MetaMask Portfolio now offers validator staking, a feature that eliminates the need for users to pool their resources or invest in complex hardware to run an Ethereum validator node. Instead, MetaMask will take care of running the validator node on behalf of users who deposit a minimum of 32 Ether, which, at current Ethereum prices, equals approximately $78,752 – a substantial investment.
One key advantage of this service is the absence of the pooling requirement and hardware demands. MetaMask emphasizes that they will securely manage the node, streamlining the staking rewards process while reducing the risks associated with slashing and downtime.

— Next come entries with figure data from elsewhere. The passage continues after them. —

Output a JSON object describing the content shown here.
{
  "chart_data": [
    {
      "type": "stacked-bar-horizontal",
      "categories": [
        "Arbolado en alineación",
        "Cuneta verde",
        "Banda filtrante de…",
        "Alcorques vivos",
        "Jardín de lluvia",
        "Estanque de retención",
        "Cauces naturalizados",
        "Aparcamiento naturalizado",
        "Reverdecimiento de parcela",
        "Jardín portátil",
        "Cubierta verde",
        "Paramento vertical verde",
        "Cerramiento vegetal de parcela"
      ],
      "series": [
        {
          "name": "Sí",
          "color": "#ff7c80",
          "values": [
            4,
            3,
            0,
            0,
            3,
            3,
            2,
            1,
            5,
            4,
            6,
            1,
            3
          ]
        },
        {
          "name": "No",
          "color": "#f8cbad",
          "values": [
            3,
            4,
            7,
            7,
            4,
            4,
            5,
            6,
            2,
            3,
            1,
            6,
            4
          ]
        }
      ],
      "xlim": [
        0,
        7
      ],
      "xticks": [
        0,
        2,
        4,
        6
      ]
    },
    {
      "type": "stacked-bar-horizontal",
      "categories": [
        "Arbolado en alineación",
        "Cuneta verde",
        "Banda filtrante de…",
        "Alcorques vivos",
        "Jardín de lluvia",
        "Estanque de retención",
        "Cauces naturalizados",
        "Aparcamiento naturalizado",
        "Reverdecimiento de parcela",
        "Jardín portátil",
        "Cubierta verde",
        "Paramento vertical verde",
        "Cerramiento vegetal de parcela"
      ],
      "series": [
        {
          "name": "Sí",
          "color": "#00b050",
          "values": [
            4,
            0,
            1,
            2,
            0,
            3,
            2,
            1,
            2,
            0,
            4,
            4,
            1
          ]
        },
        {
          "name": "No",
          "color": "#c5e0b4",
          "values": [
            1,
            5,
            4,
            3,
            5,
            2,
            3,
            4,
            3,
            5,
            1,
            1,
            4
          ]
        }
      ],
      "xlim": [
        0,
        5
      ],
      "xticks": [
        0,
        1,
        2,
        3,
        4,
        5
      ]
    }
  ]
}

Introducing Validator Staking on MetaMask Portfolio.🦊
With a 32 ETH deposit, we run your very own validator node where you're always in control.
This offering may particularly appeal to newcomers and decentralization advocates, as staking through MetaMask could address concerns about centralization seen in larger liquid staking providers like Lido. Furthermore, it eliminates the need for users to purchase their own hardware for running a personal Ethereum node and reduces the risk of slashing due to internet outages.
Consensys, the entity managing this service, highlights an impressive track record, having never incurred slashing penalties in over two years of operation while overseeing more than $2 billion worth of ETH across over 33,000 validators.
However, it’s worth noting that while MetaMask’s staking service currently yields a 3.8% annual return, the platform also imposes a 10% commission on validator rewards. Some users find this fee less attractive when compared to other available options, with Lido offering similar yields at 3.4%.
Lido remains a dominant force in the liquid staking platform sector, with a staggering 9.3 million ETH, valued at $22.9 billion, staked on its platform. This accounts for roughly 40% of the total 28.8 million ETH staked in the industry, as reported by Ultrasound.Money. Notably, around a quarter of Ethereum’s total circulating supply is currently locked in staking.
For Ethereum holders seeking alternatives, centralized exchanges like Coinbase also provide staking services, albeit with a significant 25% cut of staking rewards.